Graphs show ETF returns, not bond returns. See my post #29 in this thread. Barclays Capital Convertible Bond ETF (CWB), the only US listed ETF devoted exclusively to convertible bonds, has a 1.31% exposure to Tesla.
If we disregard S&P incoherent reasoning that accompanied their unsolicited classification, I tend to agree with Tesla bonds classification as high risk. Yet Tesla managed to get very favorable deal on their bond issuance. To me that is good news and attests to good financial management.
I see most of the risk inside the business, rather than outside. Competition is asleep and nowhere to be seen yet.
CEO commitment to Tesla seems to be the highest perceived risk among investors.
Also gigafactory project is at a concept stage. That might change soon.
Scaling up manufacturing might be slower than expected. As Tesla manufacturing grows, inherent risks of manufacturing get added to Tesla business risks.
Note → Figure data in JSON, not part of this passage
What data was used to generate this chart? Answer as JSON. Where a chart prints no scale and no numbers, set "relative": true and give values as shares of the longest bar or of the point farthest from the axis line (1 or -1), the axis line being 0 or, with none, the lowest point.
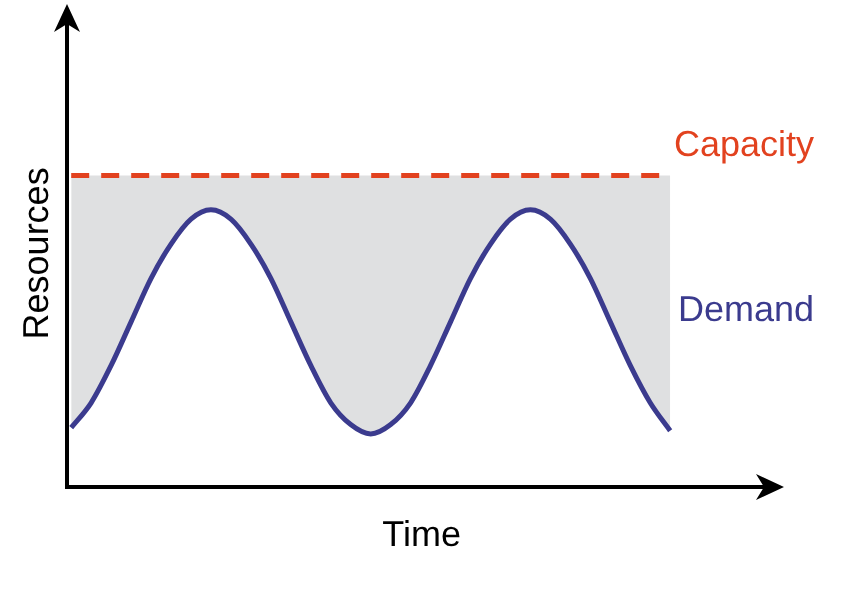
{
  "chart_data": {
    "type": "line",
    "relative": true,
    "xlabel": "Time",
    "ylabel": "Resources",
    "marker": "none",
    "grid": false,
    "legend": false,
    "tick_labels": false,
    "categories": [
      null,
      null,
      null,
      null,
      null,
      null,
      null,
      null,
      null,
      null,
      null,
      null,
      null,
      null,
      null,
      null,
      null,
      null,
      null,
      null,
      null,
      null,
      null,
      null,
      null,
      null,
      null,
      null,
      null,
      null,
      null
    ],
    "series": [
      {
        "name": "Demand",
        "color": "#3b3b8e",
        "values": [
          0.19,
          0.27,
          0.39,
          0.53,
          0.67,
          0.78,
          0.86,
          0.89,
          0.86,
          0.78,
          0.67,
          0.53,
          0.39,
          0.27,
          0.2,
          0.17,
          0.2,
          0.27,
          0.39,
          0.53,
          0.67,
          0.78,
          0.86,
          0.89,
          0.86,
          0.78,
          0.67,
          0.53,
          0.39,
          0.27,
          0.18
        ],
        "lower": [
          0.19,
          0.27,
          0.39,
          0.53,
          0.67,
          0.78,
          0.86,
          0.89,
          0.86,
          0.78,
          0.67,
          0.53,
          0.39,
          0.27,
          0.2,
          0.17,
          0.2,
          0.27,
          0.39,
          0.53,
          0.67,
          0.78,
          0.86,
          0.89,
          0.86,
          0.78,
          0.67,
          0.53,
          0.39,
          0.27,
          0.18
        ],
        "upper": [
          1,
          1,
          1,
          1,
          1,
          1,
          1,
          1,
          1,
          1,
          1,
          1,
          1,
          1,
          1,
          1,
          1,
          1,
          1,
          1,
          1,
          1,
          1,
          1,
          1,
          1,
          1,
          1,
          1,
          1,
          1
        ]
      },
      {
        "name": "Capacity",
        "color": "#e2421f",
        "line_style": "dashed",
        "values": [
          1,
          1,
          1,
          1,
          1,
          1,
          1,
          1,
          1,
          1,
          1,
          1,
          1,
          1,
          1,
          1,
          1,
          1,
          1,
          1,
          1,
          1,
          1,
          1,
          1,
          1,
          1,
          1,
          1,
          1,
          1
        ]
      }
    ]
  }
}
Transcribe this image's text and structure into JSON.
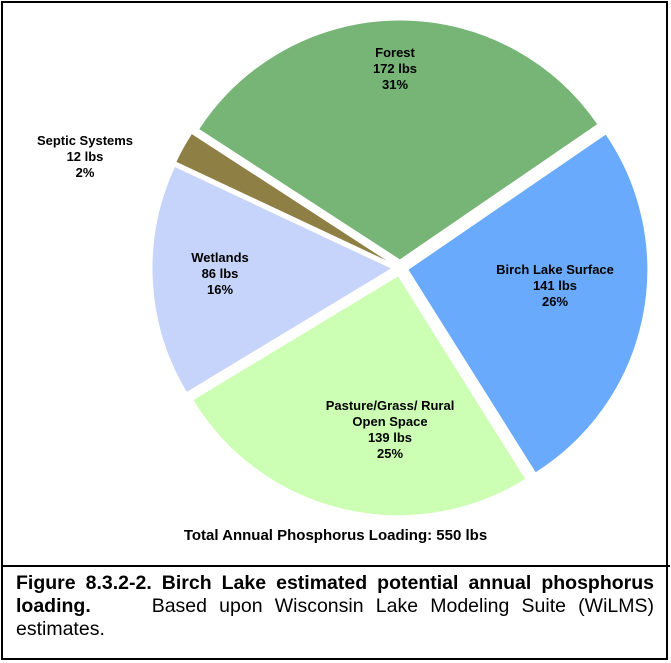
{
  "chart_data": {
    "type": "pie",
    "categories": [
      "Forest",
      "Birch Lake Surface",
      "Pasture/Grass/ Rural Open Space",
      "Wetlands",
      "Septic Systems"
    ],
    "values": [
      172,
      141,
      139,
      86,
      12
    ],
    "value_labels": [
      "172 lbs",
      "141 lbs",
      "139 lbs",
      "86 lbs",
      "12 lbs"
    ],
    "percent_labels": [
      "31%",
      "26%",
      "25%",
      "16%",
      "2%"
    ],
    "colors": [
      "#77b577",
      "#6aaafc",
      "#ccffb3",
      "#c6d4fb",
      "#8e7f45"
    ],
    "annotation": "Total Annual Phosphorus Loading: 550 lbs"
  },
  "caption": {
    "title": "Figure 8.3.2-2.  Birch Lake estimated potential annual phosphorus loading.",
    "text": "Based upon Wisconsin Lake Modeling Suite (WiLMS) estimates."
  }
}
Manufacturing is not a compelling game so businesses outsource it to improve their performance. The only way I will feel comfortable being invested in a manufacturing giant is if that giant has some sort of edge. Tesla does claim "manufacturing innovation" as their core competence and they seem to have automated production to a highest degree possible. It will be interesting to see gigafactory project unfold.
Investors have a lot of trust in Tesla management and that trust get tested at every step of the way. Any misstep by Tesla management might adversely affect the stock price. Hence high risk.